Fabián Veloz est "monstrueux" physiquement et vocalement dans le rôle-titre. Sorte de Quasimodo scénique très inspiré du Triboulet dans Le Roi s’amuse de Hugo, qui inspira Verdi et le librettiste Piave pour Rigoletto qui en est l’adaptation, Fabián Veloz structure à lui seul le plateau par sa performance théâtrale et vocale barytonnante. Sa voix chaude mais souple et agile clame avec brio et finesse son errance émotionnelle et son amour filial. La qualité dynamique de son phrasé (mélodie et texte) participe de la vitalité de son personnage. Le motif de la malédiction, la dialectique du Mal (comme complice de l’infâme Duc) et du Bien (dans la relation fusionnelle qu’il entretient avec sa fille Gilda), nourrissent son jeu et son chant : la trajectoire tragique du personnage, dirigée par une force interne diabolique, est ovationnée à la fin du spectacle.
La soprano russe Ekaterina Siurina, qui reçoit des applaudissements nourris, est sans doute la révélation de la soirée pour le public argentin. Son interprétation de Gilda, en complicité dramatique avec Fabián Veloz et dans une complémentarité de timbres avec ce dernier, est d’une justesse dramatique et vocale remarquée. Ses duos sont pour le spectateur autant de rêves virginaux (« vergini sogni ») sur le plan vocal, laissant transparaître la sensibilité d'une justesse irréprochable dans les vocalises et une blancheur éthérée dans certaines projections vocales, quasi cristalline, qui sied au personnage. L’élocution est claire et tout à fait compréhensible.
Le caractère international de la distribution est également assuré par le biélorusse Pavel Valuzhin. Les caractéristiques de sa voix, ce juste équilibre entre agilité et puissance, se prêtent à l’interprétation du rôle du Duc de Mantoue (qu’il connaît bien), prévu pour un ténor lyrique. Sa jeunesse et sa détermination, la raideur du ton et des gestes servent positivement le caractère sulfureux et odieux d’un personnage sans foi ni loi derrière les apparences de l’amoureux transis. Mais si le ténor campe avec un sens dramatique aigu la perversité de son personnage, le déploiement vocal aurait nécessité davantage de prises de risque. Le timbre est élégant et homogène sur toute la tessiture, l’émission haute et fière et les lignes vocales demeurent bien articulées. Une attention plus marquée dans la régulation des volumes et, surtout, dans le soin apporté à la clausule de certaines répliques, où le souffle semble ponctuellement faire un peu défaut, aurait toutefois permis au ténor du Bolshoï d’affirmer plus nettement ses qualités vocales.

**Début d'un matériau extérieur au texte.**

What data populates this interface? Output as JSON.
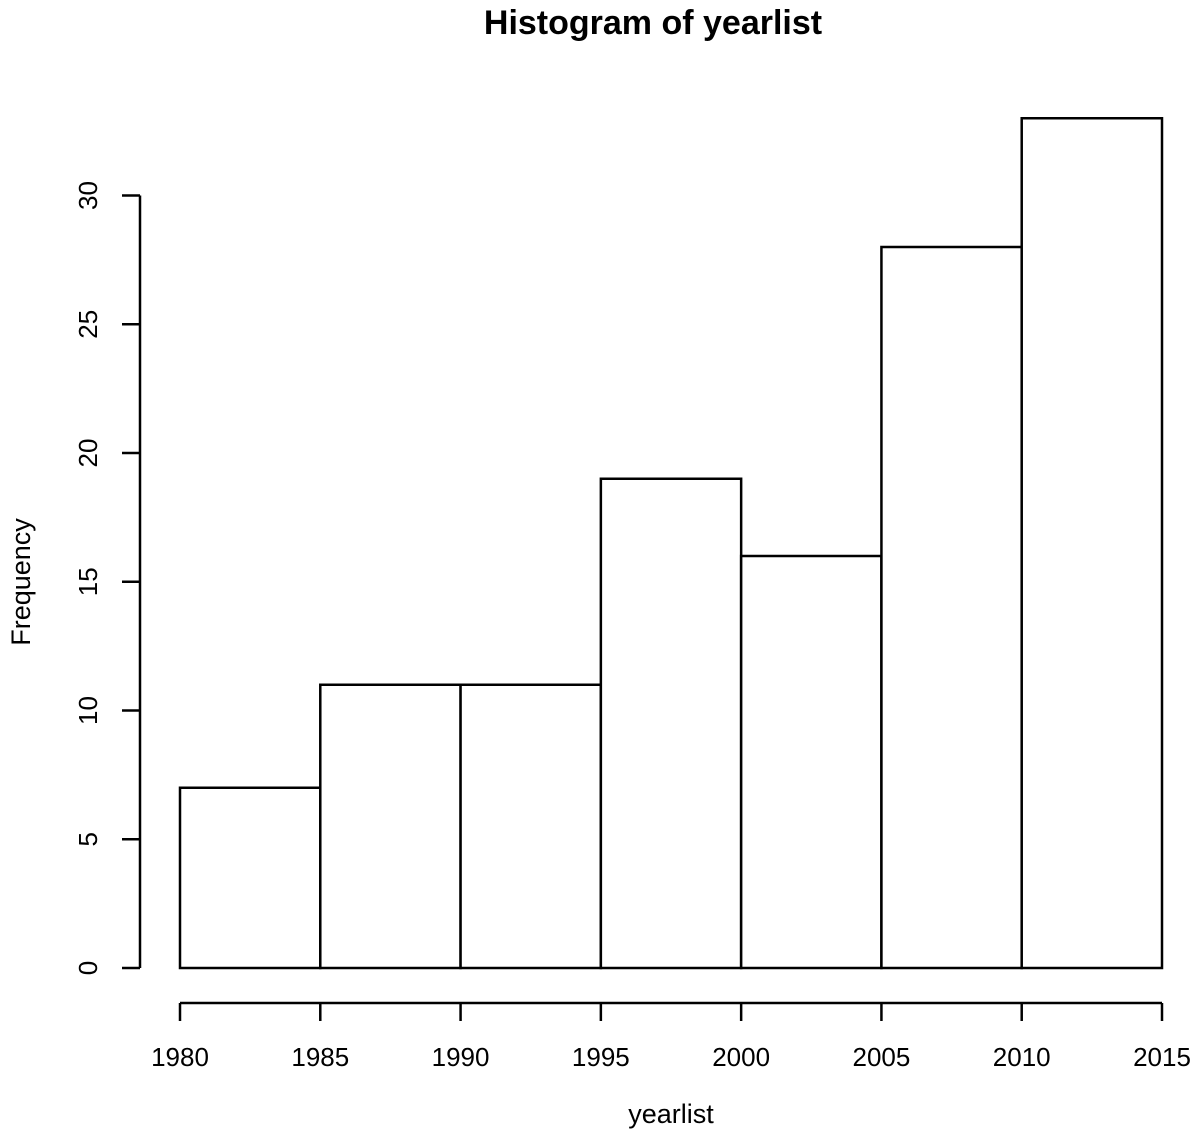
{
  "chart_data": {
    "type": "bar",
    "title": "Histogram of yearlist",
    "xlabel": "yearlist",
    "ylabel": "Frequency",
    "bins": [
      {
        "start": 1980,
        "end": 1985,
        "count": 7
      },
      {
        "start": 1985,
        "end": 1990,
        "count": 11
      },
      {
        "start": 1990,
        "end": 1995,
        "count": 11
      },
      {
        "start": 1995,
        "end": 2000,
        "count": 19
      },
      {
        "start": 2000,
        "end": 2005,
        "count": 16
      },
      {
        "start": 2005,
        "end": 2010,
        "count": 28
      },
      {
        "start": 2010,
        "end": 2015,
        "count": 33
      }
    ],
    "xlim": [
      1980,
      2015
    ],
    "ylim": [
      0,
      33
    ],
    "x_ticks": [
      1980,
      1985,
      1990,
      1995,
      2000,
      2005,
      2010,
      2015
    ],
    "x_tick_labels": [
      "1980",
      "1985",
      "1990",
      "1995",
      "2000",
      "2005",
      "2010",
      "2015"
    ],
    "y_ticks": [
      0,
      5,
      10,
      15,
      20,
      25,
      30
    ],
    "y_tick_labels": [
      "0",
      "5",
      "10",
      "15",
      "20",
      "25",
      "30"
    ],
    "grid": false,
    "legend": "none",
    "colors": {
      "bar_fill": "#ffffff",
      "bar_stroke": "#000000",
      "axis": "#000000",
      "background": "#ffffff"
    }
  }
}
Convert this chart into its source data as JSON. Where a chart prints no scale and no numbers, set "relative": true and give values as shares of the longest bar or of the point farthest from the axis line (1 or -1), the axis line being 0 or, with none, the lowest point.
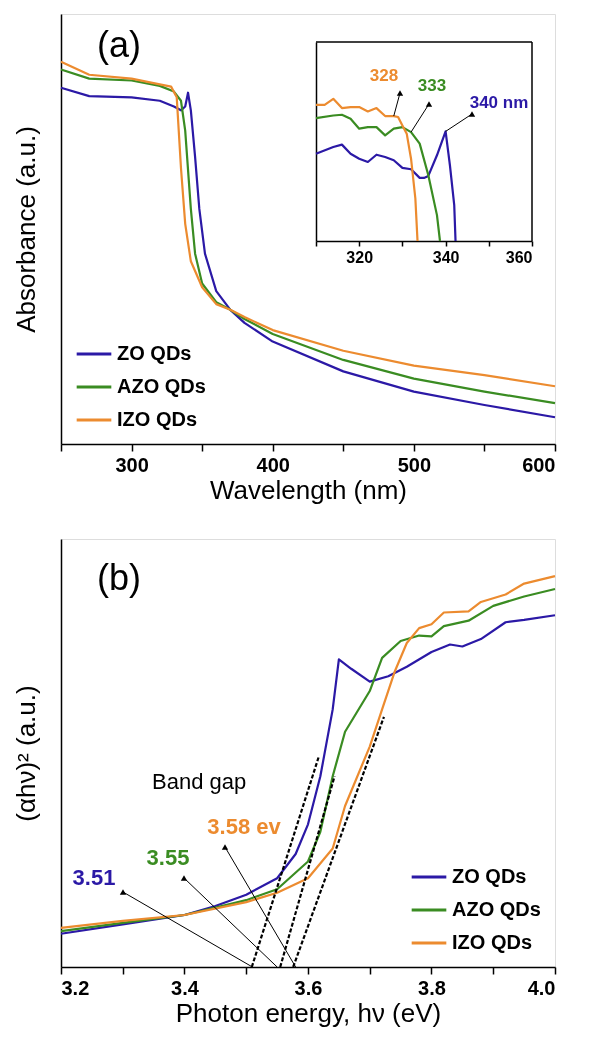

Dans le rôle de Sparafucile, la basse George Andguladze, géorgien de naissance, complète ce renfort de l’Est en faisant preuve de présence scénique et d’une voix suave et ample, d’une belle rondeur pénétrée de la gravité de sa mission de tueur à gage (fort convaincant en duo lors de sa première rencontre vocale avec Rigoletto à l'Acte I). Ricardo Seguel (basse-baryton) est un Comte de Monterone assumant avec brio et conviction son rôle consistant pourtant à maudire et accuser. La mezzo-soprano Guadalupe Barrientos, investie avec précision et beaucoup de sensualité dans le rôle de Maddalena, emporte elle aussi les suffrages d’un public qui la connaît bien et apprécie ses aptitudes dramatiques. La voix est agile et alerte, pétillante, brillante même, pénétrante et joueuse.
Il convient enfin de saluer le travail du Directeur du chœur permanent du théâtre, Miguel Martínez, tant ses membres forment la vraisemblance d’une cour, vocalement complice du libertinage du Duc et représentative de cette folie endiablée en pleine déliquescence.